Name Type Description Default
entrypoint Optional[Callable | Awaitable]

Pipeline entrypoint.

None
name Optional[str]

Pipeline name. Defaults to None. If not provided, the function name will be used.

None
rerun bool

Re-run pipeline even if cache exists.

False
cache bool

Use cache.

True

Returns:

Type Description
Callable | Awaitable

Decorator or decorated function.

Example
import devpipe as dp

# Decorator without arguments
@dp.pipeline
def my_pipeline():
    ...

# Decorator with arguments, equivalent to the previous example
@dp.pipeline(name="my_pipeline", rerun=False, cache=True)
def my_pipeline():
    ...
Source code in devpipe/core/pipeline.py
def pipeline(
    entrypoint: Optional[Callable | Awaitable] = None,
    name: Optional[str] = None,
    rerun: bool = False,
    cache: bool = True,
) -> Callable | Awaitable:
    """Pipeline decorator.

    Args:
        entrypoint (Optional[Callable | Awaitable], optional): Pipeline entrypoint.
        name (Optional[str], optional): Pipeline name. Defaults to None. If
            not provided, the function name will be used.
        rerun (bool, optional): Re-run pipeline even if cache exists.
        cache (bool, optional): Use cache.

    Returns:
        Decorator or decorated function.

    Example:
        ```python
        import devpipe as dp

        # Decorator without arguments
        @dp.pipeline
        def my_pipeline():
            ...

        # Decorator with arguments, equivalent to the previous example
        @dp.pipeline(name="my_pipeline", rerun=False, cache=True)
        def my_pipeline():
            ...
        ```
    """

    def decorator(fn: Callable | Awaitable) -> Callable | Awaitable:
        pname = name or f"{fn.__name__}"

        if not iscoroutinefunction(fn):

            @wraps(fn)
            def wrapper(*args, **kwargs):
                _init_devpipe()
                with _get_session(autoflush=False) as session:
                    pipe = Pipeline.get(pname, session)
                    if not cache:
                        logger.debug(
                            f"Pipeline `{pname}` is not using cache. "
                            f"Returning pipeline results directly."
                        )
                        pipe_exec = PipelineExecution(pipeline=pipe)
                        return pipe_exec._run(fn, *args, **kwargs)
                    inputs, i_bytes = PipelineInputs.from_object((args, kwargs))
                    pipe = Pipeline.get(pname, session)
                    if not rerun:
                        pipe_exec = PipelineExecution.get(pipe, inputs, session)
                        if pipe_exec:
                            logger.info(f"Cache hit for {repr(pipe)}. ")
                            logger.info(f"Returning from {repr(pipe_exec)}.")
                            return pipe_exec.outputs.read()

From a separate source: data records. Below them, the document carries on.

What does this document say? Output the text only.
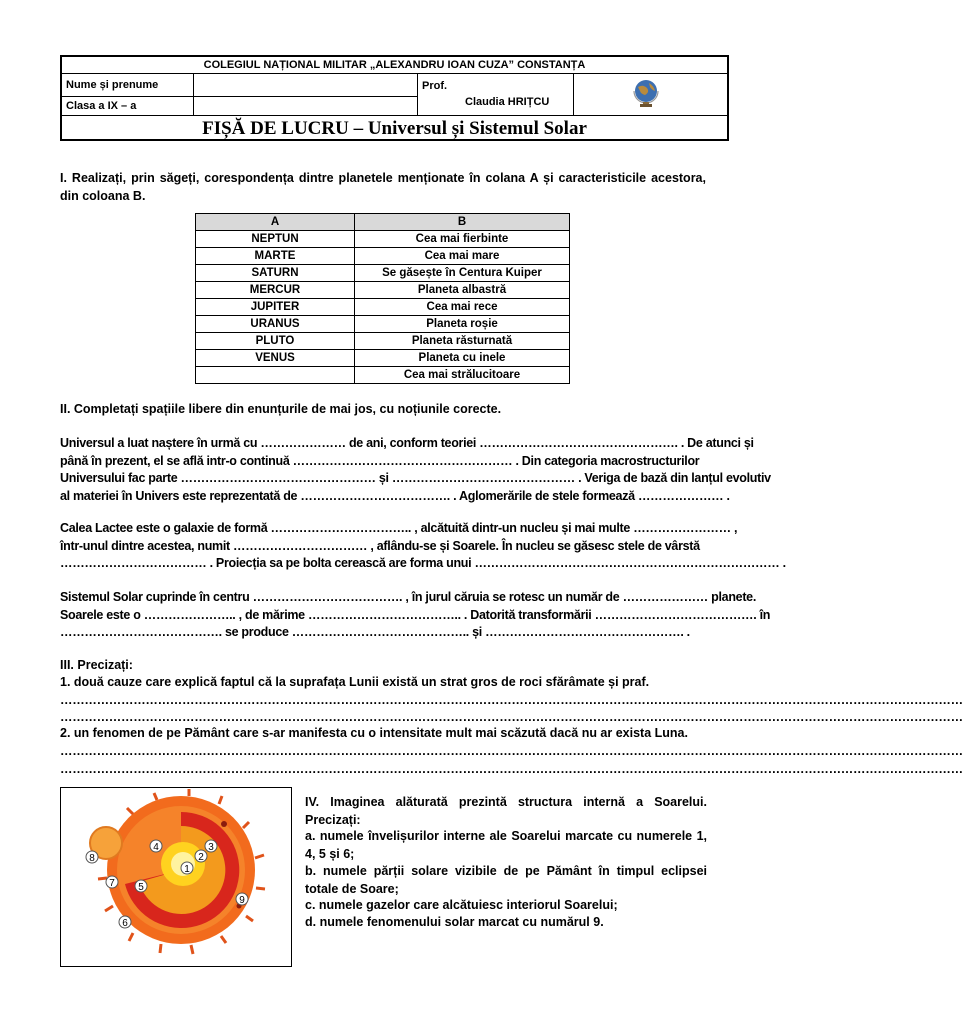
COLEGIUL NAȚIONAL MILITAR „ALEXANDRU IOAN CUZA” CONSTANȚA
Nume și prenume
Clasa a IX – a
Prof.
Claudia HRIȚCU
FIȘĂ DE LUCRU – Universul și Sistemul Solar
I. Realizați, prin săgeți, corespondența dintre planetele menționate în colana A și caracteristicile acestora, din coloana B.
A	B
NEPTUN	Cea mai fierbinte
MARTE	Cea mai mare
SATURN	Se găsește în Centura Kuiper
MERCUR	Planeta albastră
JUPITER	Cea mai rece
URANUS	Planeta roșie
PLUTO	Planeta răsturnată
VENUS	Planeta cu inele
	Cea mai strălucitoare
II. Completați spațiile libere din enunțurile de mai jos, cu noțiunile corecte.
Universul a luat naștere în urmă cu ………………… de ani, conform teoriei …………………………………………. . De atunci și
până în prezent, el se află intr-o continuă ……………………………………………… . Din categoria macrostructurilor
Universului fac parte ………………………………………… și ……………………………………… . Veriga de bază din lanțul evolutiv
al materiei în Univers este reprezentată de ………………………………. . Aglomerările de stele formează ………………… .
Calea Lactee este o galaxie de formă …………………………….. , alcătuită dintr-un nucleu și mai multe …………………… ,
într-unul dintre acestea, numit …………………………… , aflându-se și Soarele. În nucleu se găsesc stele de vârstă
……………………………… . Proiecția sa pe bolta cerească are forma unui ………………………………………………………………… .
Sistemul Solar cuprinde în centru ………………………………. , în jurul căruia se rotesc un număr de ………………… planete.
Soarele este o ………………….. , de mărime ……………………………….. . Datorită transformării …………………………………. în
…………………………………. se produce …………………………………….. și …………………………………………. .
III. Precizați:
1. două cauze care explică faptul că la suprafața Lunii există un strat gros de roci sfărâmate și praf.
……………………………………………………………………………………………………………………………………………………………………………………………………
……………………………………………………………………………………………………………………………………………………………………………………………………
2. un fenomen de pe Pământ care s-ar manifesta cu o intensitate mult mai scăzută dacă nu ar exista Luna.
……………………………………………………………………………………………………………………………………………………………………………………………………
……………………………………………………………………………………………………………………………………………………………………………………………………
1
2
3
4
5
6
7
8
9
IV. Imaginea alăturată prezintă structura internă a Soarelui. Precizați:
a. numele învelișurilor interne ale Soarelui marcate cu numerele 1, 4, 5 și 6;
b. numele părții solare vizibile de pe Pământ în timpul eclipsei totale de Soare;
c. numele gazelor care alcătuiesc interiorul Soarelui;
d. numele fenomenului solar marcat cu numărul 9.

                pipe_exec = PipelineExecution(pipeline=pipe)
                logger.info(f"Starting execution for {repr(pipe)}.")
                result = pipe_exec._run(fn, *args, **kwargs)
                logger.info(f"Execution finished for {repr(pipe)}.")

                outputs, o_bytes = PipelineOutputs.from_object(result)
                logger.debug(f"Saving inputs for {repr(pipe_exec)}.")
                inputs.save(i_bytes)
                logger.debug(f"Saving outputs for {repr(pipe_exec)}.")
                outputs.save(o_bytes)
                pipe_exec.inputs = inputs
                pipe_exec.outputs = outputs
                logger.debug(f"Saving {repr(pipe_exec)} to database.")
                with _get_session() as session:
                    session.add(pipe_exec)
                    session.commit()

                return result

        else:

            @wraps(fn)
            async def wrapper(*args, **kwargs):
                _init_devpipe()
                with _get_session(autoflush=False) as session:
                    pipe = Pipeline.get(pname, session)
                    if not cache:
                        logger.debug(
                            f"Pipeline `{pname}` is not using cache. "
                            f"Returning pipeline results directly."
                        )
                        pipe_exec = PipelineExecution(pipeline=pipe)
                        return await pipe_exec._arun(fn, *args, **kwargs)
                    inputs, i_bytes = PipelineInputs.from_object((args, kwargs))
                    pipe = Pipeline.get(pname, session)
                    if not rerun:
                        pipe_exec = PipelineExecution.get(pipe, inputs, session)
                        if pipe_exec:
                            logger.info(f"Cache hit for pipeline {pipe.uuid}.")
                            return pipe_exec.outputs.read()

                pipe_exec = PipelineExecution(pipeline=pipe)
                logger.info(f"Starting pipeline execution {pipe_exec.uuid}.")
                result = await pipe_exec._arun(fn, *args, **kwargs)
                logger.info(f"Pipeline execution {pipe_exec.uuid} finished.")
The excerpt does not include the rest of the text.